Bed Bath & Beyond will cut its corporate staff by 7% and eliminate the role of COO as part of a cost restructuring. President and COO Eugene Castagna has left the company, and other departures will include vice presidents, directors, managers and professional staff.
The changes are expected to generate pre-tax net savings of approximately $18.9 million for the remainder of fiscal 2019 and $30.7 million annually in future fiscal years. Bed Bath & Beyond expects to incur charges of approximately $12 million in relation to the restructuring, primarily due to severance and related costs. The retailer will continue looking for additional cost-saving opportunities.
“As we reset our approach to the business transformation underway, we are executing against four key near-term priorities including resetting the cost structure,” said Mary Winston, Interim CEO at Bed Bath & Beyond in a statement. “While decisions that impact our staff are difficult, today’s action is an important step in simplifying our corporate structure and ensuring our resources are aligned with the business we are managing today. We remain confident in the underlying business and our ability to leverage the strength of the Bed Bath & Beyond brand and our lasting connection with customers to deliver on our near-term priorities and transform the company.”

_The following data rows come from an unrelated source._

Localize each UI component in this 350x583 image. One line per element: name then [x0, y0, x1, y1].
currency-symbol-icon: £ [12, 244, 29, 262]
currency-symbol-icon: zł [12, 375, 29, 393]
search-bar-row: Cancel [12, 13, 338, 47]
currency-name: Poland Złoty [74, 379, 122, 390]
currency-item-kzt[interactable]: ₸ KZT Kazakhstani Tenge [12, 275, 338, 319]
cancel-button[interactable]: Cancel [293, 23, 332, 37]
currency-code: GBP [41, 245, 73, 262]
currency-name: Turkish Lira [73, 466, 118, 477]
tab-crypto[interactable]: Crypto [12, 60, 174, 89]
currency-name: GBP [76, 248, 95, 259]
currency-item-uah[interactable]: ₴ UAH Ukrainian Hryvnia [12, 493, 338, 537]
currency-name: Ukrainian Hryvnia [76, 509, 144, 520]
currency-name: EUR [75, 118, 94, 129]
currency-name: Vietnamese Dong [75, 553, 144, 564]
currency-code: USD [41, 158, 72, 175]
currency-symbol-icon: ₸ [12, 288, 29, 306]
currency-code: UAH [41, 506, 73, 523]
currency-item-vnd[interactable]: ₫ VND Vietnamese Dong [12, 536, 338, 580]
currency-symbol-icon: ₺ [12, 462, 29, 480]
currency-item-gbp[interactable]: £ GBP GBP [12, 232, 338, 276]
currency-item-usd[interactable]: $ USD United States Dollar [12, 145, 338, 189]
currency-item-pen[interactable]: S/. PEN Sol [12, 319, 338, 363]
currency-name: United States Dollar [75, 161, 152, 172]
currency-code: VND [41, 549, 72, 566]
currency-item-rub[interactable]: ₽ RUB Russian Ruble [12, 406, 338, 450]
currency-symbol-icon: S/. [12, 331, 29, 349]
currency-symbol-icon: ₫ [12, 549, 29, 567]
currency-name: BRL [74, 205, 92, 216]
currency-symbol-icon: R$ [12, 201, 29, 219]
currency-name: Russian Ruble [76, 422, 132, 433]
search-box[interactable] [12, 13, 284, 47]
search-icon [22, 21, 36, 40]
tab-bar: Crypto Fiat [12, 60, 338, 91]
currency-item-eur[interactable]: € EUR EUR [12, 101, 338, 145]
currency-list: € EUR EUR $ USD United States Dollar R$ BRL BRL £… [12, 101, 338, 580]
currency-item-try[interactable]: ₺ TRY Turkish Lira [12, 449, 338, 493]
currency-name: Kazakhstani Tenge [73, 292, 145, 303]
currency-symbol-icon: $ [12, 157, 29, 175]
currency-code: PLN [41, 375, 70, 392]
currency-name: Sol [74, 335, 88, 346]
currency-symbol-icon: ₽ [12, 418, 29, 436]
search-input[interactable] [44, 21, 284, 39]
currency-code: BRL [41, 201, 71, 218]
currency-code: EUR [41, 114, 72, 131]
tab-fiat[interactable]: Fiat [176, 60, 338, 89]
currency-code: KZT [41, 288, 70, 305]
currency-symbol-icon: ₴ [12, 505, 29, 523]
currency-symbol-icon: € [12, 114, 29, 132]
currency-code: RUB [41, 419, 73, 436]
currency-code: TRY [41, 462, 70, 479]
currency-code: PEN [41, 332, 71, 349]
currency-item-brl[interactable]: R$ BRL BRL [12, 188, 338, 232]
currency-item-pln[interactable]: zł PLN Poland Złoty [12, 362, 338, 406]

This restructuring represents the latest shakeup at Bed Bath & Beyond in 2019. Co-founders Warren Eisenberg and Leonard Feinstein left the board of directors in April, and CEO Steven Temares resigned due to pressure from three activist investors: Legion Partners Asset Management, Macellum Advisors and Ancora Advisors.
The firms, which together hold a 5% stake in Bed Bath & Beyond, complained that the retailer has followed a “continued pattern of value destruction,” “repeatedly failed execution and strategy,” and suffers from “excessive executive compensation and poor alignment of pay with performance.”
Bed Bath & Beyond net sales fell 2.6% during fiscal 2018, which was attributed to a having a 52-week year as opposed to a 53-week year in fiscal 2017. Same-store sales fell 1.1% during the period, with mid-single-digit declines in brick-and-mortar sales somewhat offset by e-Commerce growth.